The following code is a simulation to reproduce the above situation. To mimic network communication, this code converts serizelizedCompany into a C language string and then creates a std::string instance.

int main()
{
    using namespace msgpack11;
    std::string err;

    Person person1("John", 30);
    Person person2("Rita", 0);
    Person person3("Pedro", 34);

    Company myCompany({person1, person2, person3});

    std::string serializedCompany = myCompany.serialize().dump();
    std::cout << "Serialized company: " << serializedCompany << std::endl;

    const char* recvData = serializedCompany.c_str();
    const int  recvDataLength = serializedCompany.length();

    std::string recvSerializedCompany(recvData);  // this line doesn't work
    //std::string recvSerializedCompany(recvData, recvDataLength); // this line works
    std::cout << "Received Serialized company: " << recvSerializedCompany << std::endl;

    Company myNewCompany(recvSerializedCompany);
    myNewCompany.printEmployees();

    return 0;
}

The result of the above code is the following. We can see that deserialization fails.

$ ./a.out
Serialized company: employeesagenameJohnagenameRitaage"namePedro
Received Serialized company: employeesagenameJohnage

After switching the construction of recvSerializedCompany, we get the following result. It works correctly.

$ ./a.out
Serialized company: employeesagenameJohnagenameRitaage"namePedro
Received Serialized company: employeesagenameJohnagenameRitaage"namePedro
John 30
Rita 0
Pedro 34

I'm happy that this will be useful for you.

Thank you once more for the reply.
You are completely right, I totally missed that!
I will try your fix and edit this reply if it works.

I cannot thank you enough for your time and effort :)

(Btw most of the code you see there is for debugging purposes and to try to find a work-around.
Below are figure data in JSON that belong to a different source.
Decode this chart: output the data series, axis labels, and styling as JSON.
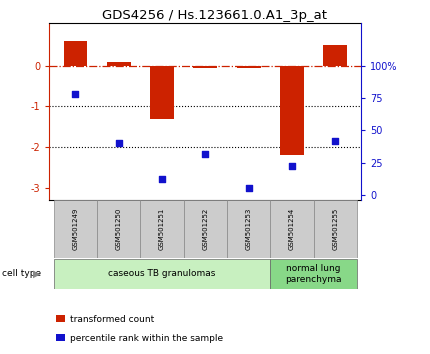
{
  "title": "GDS4256 / Hs.123661.0.A1_3p_at",
  "samples": [
    "GSM501249",
    "GSM501250",
    "GSM501251",
    "GSM501252",
    "GSM501253",
    "GSM501254",
    "GSM501255"
  ],
  "transformed_count": [
    0.6,
    0.08,
    -1.3,
    -0.05,
    -0.05,
    -2.2,
    0.5
  ],
  "percentile_rank": [
    78,
    40,
    12,
    32,
    5,
    22,
    42
  ],
  "ylim_left": [
    -3.3,
    1.05
  ],
  "ylim_right": [
    -3.96,
    133.0
  ],
  "yticks_left": [
    0,
    -1,
    -2,
    -3
  ],
  "yticks_right": [
    0,
    25,
    50,
    75,
    100
  ],
  "bar_color": "#cc2200",
  "dot_color": "#1111cc",
  "dotted_lines": [
    -1,
    -2
  ],
  "right_ytick_labels": [
    "0",
    "25",
    "50",
    "75",
    "100%"
  ],
  "cell_type_label": "cell type",
  "groups": [
    {
      "label": "caseous TB granulomas",
      "indices": [
        0,
        1,
        2,
        3,
        4
      ],
      "color": "#c8f0c0"
    },
    {
      "label": "normal lung\nparenchyma",
      "indices": [
        5,
        6
      ],
      "color": "#88d888"
    }
  ],
  "legend_items": [
    {
      "color": "#cc2200",
      "label": "transformed count"
    },
    {
      "color": "#1111cc",
      "label": "percentile rank within the sample"
    }
  ],
  "bar_width": 0.55,
  "title_fontsize": 9.5,
  "tick_fontsize": 7,
  "label_fontsize": 6.0,
  "group_fontsize": 6.5,
  "bg_color": "#ffffff"
}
Everything will be clean in the final project)

I have been testing out some stuff, and I realized something.
How can I send the serialized data through the socket, if I can't get the full buffer with c_str()?
Everything works as expected on the receiving end, the only problem is that I cannot send the full buffer to the client.

For example, how would I send recvSerializedCompany to my client in order for him to deserialize the buffer?

Do you have any idea of how I could solve this?

ar90n commented

The task of c_str() is the only returning pointer to the address of the head of the buffer. So it's difficult to understand that we cannot get the full buffer with c_str().
I looked into the codes which send some data in NodeServer.cpp and NodeClient.cpp. I guess that the send function cannot send the whole given data. Because it is too large for the internal buffer.

Please check the return value of send. It means the size of data that has been sent. So if this value is less than the buffer size you pass to send, the latter part of the data has not been sent yet.